While that discussion takes place, it is worth remembering that the laws which govern abortion in the UK overall are also rather unusual by international standards.
What is the law on abortion in the UK outside Northern Ireland?
There is a piece of legislation which governs abortion law in the UK. Here is the crucial passage:
“Every woman, being with child, who, with intent to procure her own miscarriage, shall unlawfully administer to herself any poison or other noxious thing, or shall unlawfully use any instrument or other means whatsoever with the like intent, and whosoever, with intent to procure the miscarriage of any woman, whether she be or be not with child, shall unlawfully administer to her or cause to be taken by her any poison or other noxious thing, or shall unlawfully use any instrument or other means whatsoever with the like intent, shall be guilty of felony, and being convicted thereof shall be liable . . . to be kept in penal servitude for life . . . “
This law is not just in effect in Northern Ireland but in the whole of the UK. The language isn’t pretty. That isn’t surprising when you consider it’s from the 1861 Offence Against the Persons Act, which was passed sixty years before women had the right to vote and when the Viscount Palmerston was prime minister.
Yet this law is not a relic from history, it is still on the statute book. It means that abortion remains a criminal offence in the UK. It is embedded in the UK criminal code.
The reason why thousands of women haven’t been imprisoned over the last fifty years is because in 1967 Parliament added an amendment to that act. This is what became known as the “Abortion Act” that we still talk of today.
That amendment added five categories or exemptions to the law where abortion would be permissible in certain circumstances. Those include foetal abnormalities (Category E) and where the mother’s life is in danger (Category A).
Category C, is the crucial one. That is the exemption which allows abortion on the grounds that the pregnancy would damage the mental health of the mother. The vast majority of terminations (98%) are conducted under Category C.
That is why under British law there is no “abortion on demand” as there is in much of continental Europe, where a woman can obtain an abortion just because she wants one.
In Britain you must theoretically “prove” to two doctors that carrying the child would be deleterious to your mental health.
Does this make a difference in practice?
In reality it is pretty easy in the UK to obtain an abortion. Doctors don’t seriously try and ascertain whether or not a woman’s mental health would be affected. There is a de facto right to an abortion.
But there is not a de jure one and the system does throw up oddities.
The principle of medical consent (which is essential to the act) means that abortions can only be undertaken at NHS hospitals and clinics. This requires women to make multiple trips to hospital and can result in painful cramps, bleeding and worse (some women have reported discharging the foetus on buses and trains) on the trip home.

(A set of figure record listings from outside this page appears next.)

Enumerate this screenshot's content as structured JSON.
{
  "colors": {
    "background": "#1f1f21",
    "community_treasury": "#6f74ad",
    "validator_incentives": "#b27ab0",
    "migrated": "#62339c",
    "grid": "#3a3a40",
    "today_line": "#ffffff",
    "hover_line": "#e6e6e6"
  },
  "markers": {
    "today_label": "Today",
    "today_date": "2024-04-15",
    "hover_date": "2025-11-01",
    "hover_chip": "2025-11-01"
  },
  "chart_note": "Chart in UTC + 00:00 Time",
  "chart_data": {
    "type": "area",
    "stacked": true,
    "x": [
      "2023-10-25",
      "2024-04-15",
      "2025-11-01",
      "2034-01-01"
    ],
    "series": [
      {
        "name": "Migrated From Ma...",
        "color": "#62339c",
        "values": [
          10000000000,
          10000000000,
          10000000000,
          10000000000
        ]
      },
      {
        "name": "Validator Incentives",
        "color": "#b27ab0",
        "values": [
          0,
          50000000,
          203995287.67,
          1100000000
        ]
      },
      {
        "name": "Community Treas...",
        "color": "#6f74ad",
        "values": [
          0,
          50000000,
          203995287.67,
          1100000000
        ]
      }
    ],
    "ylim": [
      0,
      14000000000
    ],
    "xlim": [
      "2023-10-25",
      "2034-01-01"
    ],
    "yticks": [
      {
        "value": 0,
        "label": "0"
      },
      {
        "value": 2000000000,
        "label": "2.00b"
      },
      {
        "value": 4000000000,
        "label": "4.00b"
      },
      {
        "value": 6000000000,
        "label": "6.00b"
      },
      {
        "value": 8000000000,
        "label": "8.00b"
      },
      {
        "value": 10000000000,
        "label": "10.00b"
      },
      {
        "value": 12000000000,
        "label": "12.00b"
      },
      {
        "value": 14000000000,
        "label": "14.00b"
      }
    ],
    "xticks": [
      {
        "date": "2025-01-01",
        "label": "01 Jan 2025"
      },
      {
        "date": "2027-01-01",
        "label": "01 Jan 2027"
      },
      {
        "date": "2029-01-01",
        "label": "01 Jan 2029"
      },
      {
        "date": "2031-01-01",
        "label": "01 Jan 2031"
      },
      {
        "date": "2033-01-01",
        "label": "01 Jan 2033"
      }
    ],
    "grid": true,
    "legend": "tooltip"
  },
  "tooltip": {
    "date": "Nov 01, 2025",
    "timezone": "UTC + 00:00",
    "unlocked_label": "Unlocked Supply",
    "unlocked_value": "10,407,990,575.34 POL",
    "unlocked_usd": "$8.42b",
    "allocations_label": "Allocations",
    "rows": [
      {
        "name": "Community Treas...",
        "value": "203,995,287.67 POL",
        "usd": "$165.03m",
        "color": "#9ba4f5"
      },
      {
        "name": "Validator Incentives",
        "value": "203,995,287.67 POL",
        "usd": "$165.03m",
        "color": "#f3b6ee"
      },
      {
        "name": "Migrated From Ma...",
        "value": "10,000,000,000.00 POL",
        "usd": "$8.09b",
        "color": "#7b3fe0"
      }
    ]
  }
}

Campaigners want a change to the law which would allow women to take the medication at home. They point out that when the 1967 legislation was written those pills did not exist.
They want to see the government abolish the principle of medical consent abolished. This has already taken place in Scotland and the Welsh government are also consulting on the issue.
What about Northern Ireland?
In Northern Ireland virtually the only legislation which governs abortion remains the 1861 act. There are no exemptions, unless a woman’s life is in critical danger.
If a woman is found guilty of procuring an abortion in other circumstances, as the 1861 act says, she could be liable for life imprisonment. That includes abortion on the grounds of incest, rape or foetal abnormality.
However, it is permitted to travel to another country to obtain an abortion, which hitherto meant a trip to the mainland UK but soon presumably will include south to the Republic.
How does the UK compare to other European countries?
In most of the EU, abortion is not illegal and is “on demand”.
However, abortion time limits tend not to be as liberal as the UK. In the UK the limit is 28 weeks. In some countries, like Portugal, it is as low as 10. The only countries in the EU with abortion laws as draconian as Northern Ireland is Poland, Malta and Cyprus.
What are the chances of change?
For the moment, relatively modest. Traditionally this has been treated as a devolved matter for the Northern Ireland executive in Stormont.
However, that executive has not sat for over a year and Westminster is governing the province directly. There is therefore little wiggle room for the prime minister to say this is a devolved matter and leave it at that.
In normal circumstances it might have been the case that a government with a healthy majority might choose to act, saying that Northern Ireland is now an outlier and must be reformed.
Of course, Theresa May relies on her majority in the House of Commons on 10 DUP MPs from Northern Ireland who are resolutely against a change. The DUP confidence-and-supply deal which Mrs May negotiated last year is only a two-year bargain, a time limit about which the PM will be mindful.
In terms of wider reform, that also seems unlikely in the immediate future. Parliament has very little bandwidth at the moment with numerous Brexit bills requiring urgent attention.
Traditionally abortion law has been a “conscience issue” which hasn’t been whipped and isn’t debated in government time. It’s one of the reasons the 1967 has remained almost entirely intact for five decades.
But the Irish referendum has propelled the issue up the agenda and backbench MPs will doubtless try and prosecute votes on the situation in Northern Ireland and wider abortion reform in the UK.
Until then, abortion will remain a criminal offence, not just in Ulster but across the whole of the UK.